Tarihi bakımdan ulus-devlet fikri 19.yüzyılın ikinci yarısında tepe noktasını yaşasa da 1945’ten itibaren yirminci yüzyıl boyunca yaşanan iki dünya savaşı, soykırımlar ve etnik temizlikler sebebiyle ağır bir şekilde eleştirilir hale geldi.

Çağdaş tartışmaların çoğunda milliyetçilik ve ırkçılığın özdeş kavramlarmış gibi ele alındığı görülüyor. Fakat tarih öyle göstermiyor: 1815’ten 1848/49 arasında Avrupa’yı kasıp kavursa da başarısız olan ‘’milletler baharı’’ içerisindeki ilerici hareketler, her ikisi de monarşik Avrupalı elitlerin gericiliği tarafından suçlanmış olan milliyetçiliği liberalizmin ikiz kız kardeşi olarak kabul etti.

Seçkin bir çağdaş ve İtalyan Birliği’nin kurucu babası Giuseppe Mazzini ulus-devlet fikrini barışın egemen olduğu bir birlik ve sosyal olarak adil bir Avrupa için conditio sie que non (olmazsa olmaz şart) olarak kabul etti. Milliyetçilik, evrenselciliğin karşısında olarak değil esasen bu yönde atılacak ilk adım olarak görüldü.

Açıktır ki ulus devlet bir hakikatten ziyade üzerinde uzlaşılmış bir mittir- Eric Hobsbawm’ın işaret ettiği gibi Fransız İhtilali sırasında modern Fransızca nüfusun en fazla yüzde on beşi tarafından kullanılıyordu 1860 gibi geç bir tarihte bile İtalyanlar arasında yüksek İtalyancayı günlük dil olarak kullananların oranı yüzde iki buçuktu.

Diğer taraftan milliyetçilik fikri, muazzam bir kuvvete sahip olduğunu kanıtladı ve gittikçe sekülerleşen Avrupa’da bir toplumsal birleştirici işlevi üstlenerek dinin yerini aldı.

Ulus-devlete olan bu duygusal bağlılık, devlet müesseseleri tarafından geç on sekizinci yüzyıldan beri kültürel ve kurumsal olarak teşvik edilmektedir.
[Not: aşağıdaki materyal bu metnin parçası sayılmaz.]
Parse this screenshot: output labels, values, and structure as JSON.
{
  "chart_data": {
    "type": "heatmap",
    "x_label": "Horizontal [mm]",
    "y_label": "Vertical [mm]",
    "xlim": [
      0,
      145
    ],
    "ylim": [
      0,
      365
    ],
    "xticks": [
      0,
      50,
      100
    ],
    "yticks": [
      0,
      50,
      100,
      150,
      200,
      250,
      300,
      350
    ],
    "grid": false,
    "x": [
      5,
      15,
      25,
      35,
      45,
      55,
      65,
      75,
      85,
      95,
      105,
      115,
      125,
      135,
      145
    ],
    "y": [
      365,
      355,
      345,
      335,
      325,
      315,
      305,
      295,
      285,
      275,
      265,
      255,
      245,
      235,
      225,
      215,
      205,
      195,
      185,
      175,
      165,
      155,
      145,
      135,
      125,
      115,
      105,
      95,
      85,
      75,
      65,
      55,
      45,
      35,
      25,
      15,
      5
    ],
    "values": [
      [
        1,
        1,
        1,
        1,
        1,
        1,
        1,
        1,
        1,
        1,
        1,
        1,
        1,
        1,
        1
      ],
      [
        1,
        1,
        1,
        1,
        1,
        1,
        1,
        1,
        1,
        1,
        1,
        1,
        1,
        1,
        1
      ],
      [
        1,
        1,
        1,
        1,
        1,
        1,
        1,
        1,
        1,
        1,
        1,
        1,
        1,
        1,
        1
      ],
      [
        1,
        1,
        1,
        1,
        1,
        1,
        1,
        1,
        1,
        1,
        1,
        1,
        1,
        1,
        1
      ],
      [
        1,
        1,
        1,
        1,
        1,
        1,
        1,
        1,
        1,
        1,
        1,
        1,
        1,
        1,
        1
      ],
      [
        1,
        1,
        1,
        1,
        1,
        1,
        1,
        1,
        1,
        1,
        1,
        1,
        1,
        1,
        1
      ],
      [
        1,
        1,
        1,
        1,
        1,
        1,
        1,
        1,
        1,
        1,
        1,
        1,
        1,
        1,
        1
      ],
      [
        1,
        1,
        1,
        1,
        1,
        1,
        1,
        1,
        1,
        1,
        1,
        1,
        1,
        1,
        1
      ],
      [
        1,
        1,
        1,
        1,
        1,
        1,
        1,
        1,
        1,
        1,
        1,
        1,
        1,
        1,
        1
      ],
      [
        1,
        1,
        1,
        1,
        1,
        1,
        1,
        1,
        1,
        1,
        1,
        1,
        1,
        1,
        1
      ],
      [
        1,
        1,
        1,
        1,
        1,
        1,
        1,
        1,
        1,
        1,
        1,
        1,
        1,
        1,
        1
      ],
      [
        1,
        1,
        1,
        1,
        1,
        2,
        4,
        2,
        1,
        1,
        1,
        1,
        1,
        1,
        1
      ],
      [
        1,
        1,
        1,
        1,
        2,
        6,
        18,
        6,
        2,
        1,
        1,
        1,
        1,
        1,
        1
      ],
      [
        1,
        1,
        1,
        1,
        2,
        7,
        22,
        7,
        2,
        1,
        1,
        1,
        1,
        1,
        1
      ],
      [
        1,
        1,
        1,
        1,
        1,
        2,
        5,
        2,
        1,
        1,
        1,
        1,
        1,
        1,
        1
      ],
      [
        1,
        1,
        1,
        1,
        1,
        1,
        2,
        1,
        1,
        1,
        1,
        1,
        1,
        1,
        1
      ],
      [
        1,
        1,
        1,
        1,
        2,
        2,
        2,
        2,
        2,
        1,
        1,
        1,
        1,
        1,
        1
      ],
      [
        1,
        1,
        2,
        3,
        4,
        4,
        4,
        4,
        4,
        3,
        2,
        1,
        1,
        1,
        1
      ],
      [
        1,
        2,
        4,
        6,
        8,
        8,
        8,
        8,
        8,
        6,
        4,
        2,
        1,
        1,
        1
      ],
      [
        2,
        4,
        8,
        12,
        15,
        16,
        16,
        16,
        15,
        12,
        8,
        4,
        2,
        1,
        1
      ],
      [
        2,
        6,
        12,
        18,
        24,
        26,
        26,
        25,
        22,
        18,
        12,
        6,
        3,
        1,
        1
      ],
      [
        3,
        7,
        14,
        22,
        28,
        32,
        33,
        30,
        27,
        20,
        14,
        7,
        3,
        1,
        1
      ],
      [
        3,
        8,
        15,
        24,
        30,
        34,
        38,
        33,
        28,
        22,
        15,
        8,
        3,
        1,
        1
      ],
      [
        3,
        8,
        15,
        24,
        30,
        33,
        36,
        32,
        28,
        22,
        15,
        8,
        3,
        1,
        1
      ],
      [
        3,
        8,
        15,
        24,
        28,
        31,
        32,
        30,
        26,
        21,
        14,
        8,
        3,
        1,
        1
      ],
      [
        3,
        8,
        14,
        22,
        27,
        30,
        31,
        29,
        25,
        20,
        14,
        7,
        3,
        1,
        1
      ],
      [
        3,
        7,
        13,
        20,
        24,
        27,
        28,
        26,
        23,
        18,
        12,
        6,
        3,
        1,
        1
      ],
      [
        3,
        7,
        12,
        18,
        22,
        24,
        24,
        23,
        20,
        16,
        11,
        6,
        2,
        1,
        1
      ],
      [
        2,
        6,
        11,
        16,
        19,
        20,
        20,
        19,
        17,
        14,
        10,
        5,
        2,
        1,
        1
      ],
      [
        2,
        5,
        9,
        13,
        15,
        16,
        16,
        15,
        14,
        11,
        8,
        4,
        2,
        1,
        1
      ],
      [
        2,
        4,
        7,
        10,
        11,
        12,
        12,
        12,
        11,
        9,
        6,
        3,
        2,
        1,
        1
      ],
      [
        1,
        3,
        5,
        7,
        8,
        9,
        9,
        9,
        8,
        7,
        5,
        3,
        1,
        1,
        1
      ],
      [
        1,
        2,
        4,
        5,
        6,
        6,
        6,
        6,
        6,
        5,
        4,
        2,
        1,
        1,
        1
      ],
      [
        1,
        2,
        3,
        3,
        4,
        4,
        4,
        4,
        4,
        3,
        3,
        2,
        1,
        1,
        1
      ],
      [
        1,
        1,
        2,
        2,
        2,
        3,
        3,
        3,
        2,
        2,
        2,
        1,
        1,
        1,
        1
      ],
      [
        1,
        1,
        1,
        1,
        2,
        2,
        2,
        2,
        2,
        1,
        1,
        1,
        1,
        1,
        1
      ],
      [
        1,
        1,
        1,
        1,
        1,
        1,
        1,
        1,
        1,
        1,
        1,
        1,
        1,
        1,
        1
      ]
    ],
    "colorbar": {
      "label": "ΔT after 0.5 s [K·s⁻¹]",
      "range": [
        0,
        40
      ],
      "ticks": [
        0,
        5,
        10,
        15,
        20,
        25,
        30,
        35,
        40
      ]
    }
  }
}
Milli bir bilinç yaratmak içi kullanılan sanat, eğitim sistemi ve askeri hizmetler bu amaca hizmet etti.

Ulus devlet yaratma projesi her yerde görülebilirdi, söz gelimi Büyük Britanya gibi liberal topluluklar da Rusya Çarlığı gibi otoriter rejimler de bu duruma örnektir. Diğer bir deyişle devletin ulusu inşa ettiği kadar ulus da devleti inşa ediyordu.

Birçok zaviyeden erken ulus-devletler eskiden baskı altında olan grupların özgürlüğünü destekliyordu- 1791-1890 arasında Yahudilerin eşitlik statüleri, bulundukları ülkelerin politik ve gündelik yaşamına kayda değer ölçüde katılımlarının sağlanması Batı Avrupa boyunca yayıldı. Ayrıca bu dönemde kadınların eşleri tarafından dövülmeleri yasa dışı hale getirilerek bunun gibi kanunlarla kadın hakları kademe kademe gelişti.

Mutlak Monarşik düzen ve ulus-devlet arasındaki temel farklılık meşruluk iddiasının giderek halk tarafından onaylanmasının gerektiği ve büyük halk kitlelerinin politik haklarının daha önce görülmemiş bir boyutta gelişmesiydi.

Max Weber’in tüm vatandaşlara karşı eşit konumlanan ideal devlet tipi, eskiden var olan diğer devlet biçimlerine nazaran ulus-devlet içerisinde bariz bir kolaylıkla uygulanabilirdi.

Ulus-devlet; orta çağın dinsel, kabile esaslı ve hanedana göre tanımlanmış yapılarından tamamen farklı bir anlayışa sahipti. İşte bu yüzden 1789’dan sonra sağ ve sol siyaset; köhnemiş feodalizmin ruhani, monarşist ve geçişliliğin çok az olduğu katı sosyal düzeni yerine insanlığa hürriyet getirecek olduğunu düşündüğü bu konsepti olumlu karşıladı.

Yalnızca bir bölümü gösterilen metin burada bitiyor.